OpenAI will publicly launch GPT-5.6, its most advanced AI model, on Thursday after the Trump administration approved the rollout following additional testing and meetings between the company and government officials, Axios reported. The launch comes after a delay last month prompted by U.S. government requests over heightened national security concerns about the potential misuse of powerful AI technologies.
OpenAI said GPT-5.6 Sol, Terra and Luna will launch on Thursday. The company had limited GPT-5.6 access to a small group of vetted partners whose details were shared with the authorities. OpenAI said in an X post late on Tuesday that it would launch its most capable GPT-5.6 Sol, along with the lower-cost Terra and Luna models.
The Strategic Stakes
The United States and China are in a race to develop cutting-edge AI models that experts have said could dramatically accelerate sophisticated cyberattacks in sectors relying on complex, interconnected and often decades-old technology systems. Washington has increased scrutiny of advanced AI model releases to identify potential threats on concerns the technology could be misused by the military or the intelligence establishment in China, Russia and other countries.
OpenAI had previewed the models in late June and said GPT-5.6 Sol was competitive with Anthropic's Mythos Preview on the ExploitBench cybersecurity benchmark. The company touted improved agentic capabilities in coding, biology and cybersecurity. The White House and the U.S. Department of Commerce did not respond to a Reuters request for comment outside regular business hours.

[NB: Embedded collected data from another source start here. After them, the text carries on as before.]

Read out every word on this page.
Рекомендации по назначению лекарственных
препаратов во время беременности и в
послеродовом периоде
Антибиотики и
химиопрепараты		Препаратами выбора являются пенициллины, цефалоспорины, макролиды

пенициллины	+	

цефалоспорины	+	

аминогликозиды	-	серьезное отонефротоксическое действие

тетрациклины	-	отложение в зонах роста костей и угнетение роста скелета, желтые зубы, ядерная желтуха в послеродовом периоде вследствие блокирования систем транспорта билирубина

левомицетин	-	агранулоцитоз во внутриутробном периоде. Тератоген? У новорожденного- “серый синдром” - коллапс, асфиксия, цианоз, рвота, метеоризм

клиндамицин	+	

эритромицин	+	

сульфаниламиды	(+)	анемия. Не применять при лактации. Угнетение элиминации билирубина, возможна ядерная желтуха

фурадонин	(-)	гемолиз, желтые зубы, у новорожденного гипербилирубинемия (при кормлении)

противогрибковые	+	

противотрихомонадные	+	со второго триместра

Regulatory Framework Takes Shape
U.S. President Donald Trump has signed an executive order establishing a voluntary framework under which AI developers could provide covered frontier models to the U.S. government for up to 30 days before releasing them to trusted partners. The framework reflects Washington's effort to balance innovation with security concerns as AI capabilities advance rapidly.

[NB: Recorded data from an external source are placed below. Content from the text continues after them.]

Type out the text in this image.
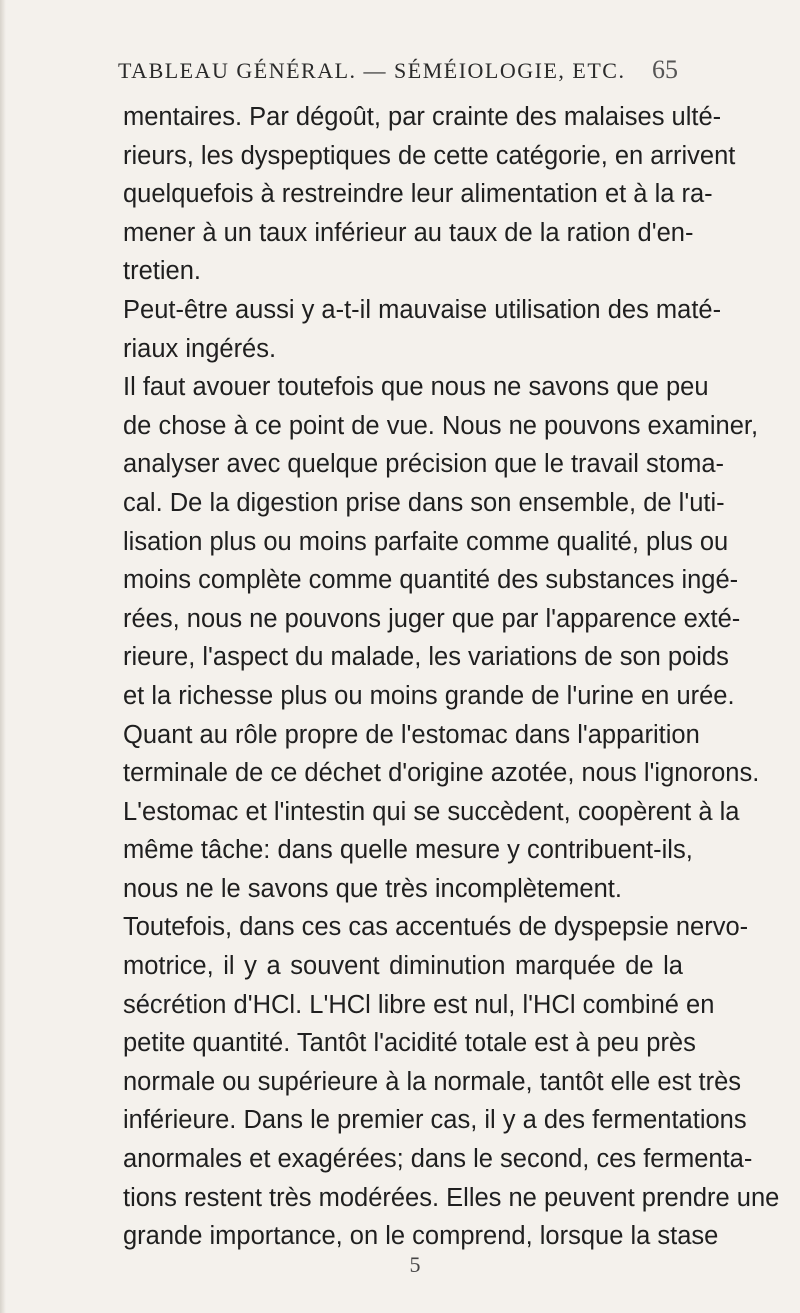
TABLEAU GÉNÉRAL. — SÉMÉIOLOGIE, ETC. 65
mentaires. Par dégoût, par crainte des malaises ulté-
rieurs, les dyspeptiques de cette catégorie, en arrivent
quelquefois à restreindre leur alimentation et à la ra-
mener à un taux inférieur au taux de la ration d'en-
tretien.
Peut-être aussi y a-t-il mauvaise utilisation des maté-
riaux ingérés.
Il faut avouer toutefois que nous ne savons que peu
de chose à ce point de vue. Nous ne pouvons examiner,
analyser avec quelque précision que le travail stoma-
cal. De la digestion prise dans son ensemble, de l'uti-
lisation plus ou moins parfaite comme qualité, plus ou
moins complète comme quantité des substances ingé-
rées, nous ne pouvons juger que par l'apparence exté-
rieure, l'aspect du malade, les variations de son poids
et la richesse plus ou moins grande de l'urine en urée.
Quant au rôle propre de l'estomac dans l'apparition
terminale de ce déchet d'origine azotée, nous l'ignorons.
L'estomac et l'intestin qui se succèdent, coopèrent à la
même tâche: dans quelle mesure y contribuent-ils,
nous ne le savons que très incomplètement.
Toutefois, dans ces cas accentués de dyspepsie nervo-
motrice, il y a souvent diminution marquée de la
sécrétion d'HCl. L'HCl libre est nul, l'HCl combiné en
petite quantité. Tantôt l'acidité totale est à peu près
normale ou supérieure à la normale, tantôt elle est très
inférieure. Dans le premier cas, il y a des fermentations
anormales et exagérées; dans le second, ces fermenta-
tions restent très modérées. Elles ne peuvent prendre une
grande importance, on le comprend, lorsque la stase
5
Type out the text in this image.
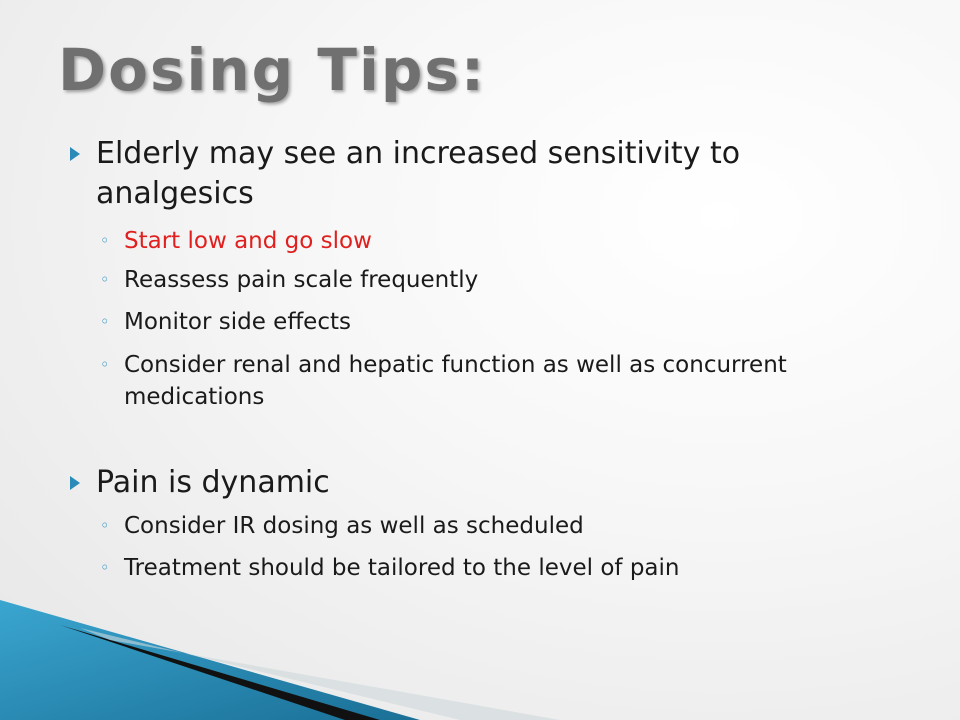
Dosing Tips:
Elderly may see an increased sensitivity to analgesics
◦ Start low and go slow
◦ Reassess pain scale frequently
◦ Monitor side effects
◦ Consider renal and hepatic function as well as concurrent medications
Pain is dynamic
◦ Consider IR dosing as well as scheduled
◦ Treatment should be tailored to the level of pain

OpenAI competitor Anthropic had abruptly disabled its most advanced AI models, Mythos 5 and Fable 5, for all users after the U.S. government's June 12 export control order over national security concerns. The curbs were lifted last week after Anthropic implemented certain safeguards. While Washington has lifted export controls for Anthropic's Fable model, Mythos, which is designed for cybersecurity professionals, is still only available to some trusted U.S. organizations.
The China Factor
Chinese authorities have also held meetings with top tech firms about potentially restricting overseas access to China's most advanced AI models, including those yet to be released. In China, authorities are worried about the potential for Mythos to exploit software vulnerabilities and that the U.S. might deploy the model against Beijing's interests.
Anthropic has warned it was probably impossible to make any AI model fully robust against jailbreaks. Billionaire Elon Musk, whose SpaceXAI rivals Anthropic and OpenAI, said on Wednesday his company was also making its leading model Grok 4.5 available to the public.
Why This Matters:
The Trump administration's approval of GPT-5.6 after security review establishes a precedent for how Washington will manage the release of frontier AI models capable of accelerating cyberattacks. The 30-day voluntary review framework gives U.S. intelligence agencies time to assess whether advanced models could be weaponized by adversaries while preserving American companies' competitive edge in the global AI race. China's parallel moves to restrict its most advanced models overseas signal that both superpowers now view cutting-edge AI as a national security asset requiring export controls. The fact that Anthropic's Mythos remains restricted to trusted U.S. organizations even after broader curbs were lifted shows the government's recognition that certain cybersecurity-focused models pose unique risks. As AI capabilities in coding, biology and cybersecurity continue to advance, the tension between innovation and security will only intensify, with companies caught between commercial imperatives and government demands for pre-release vetting.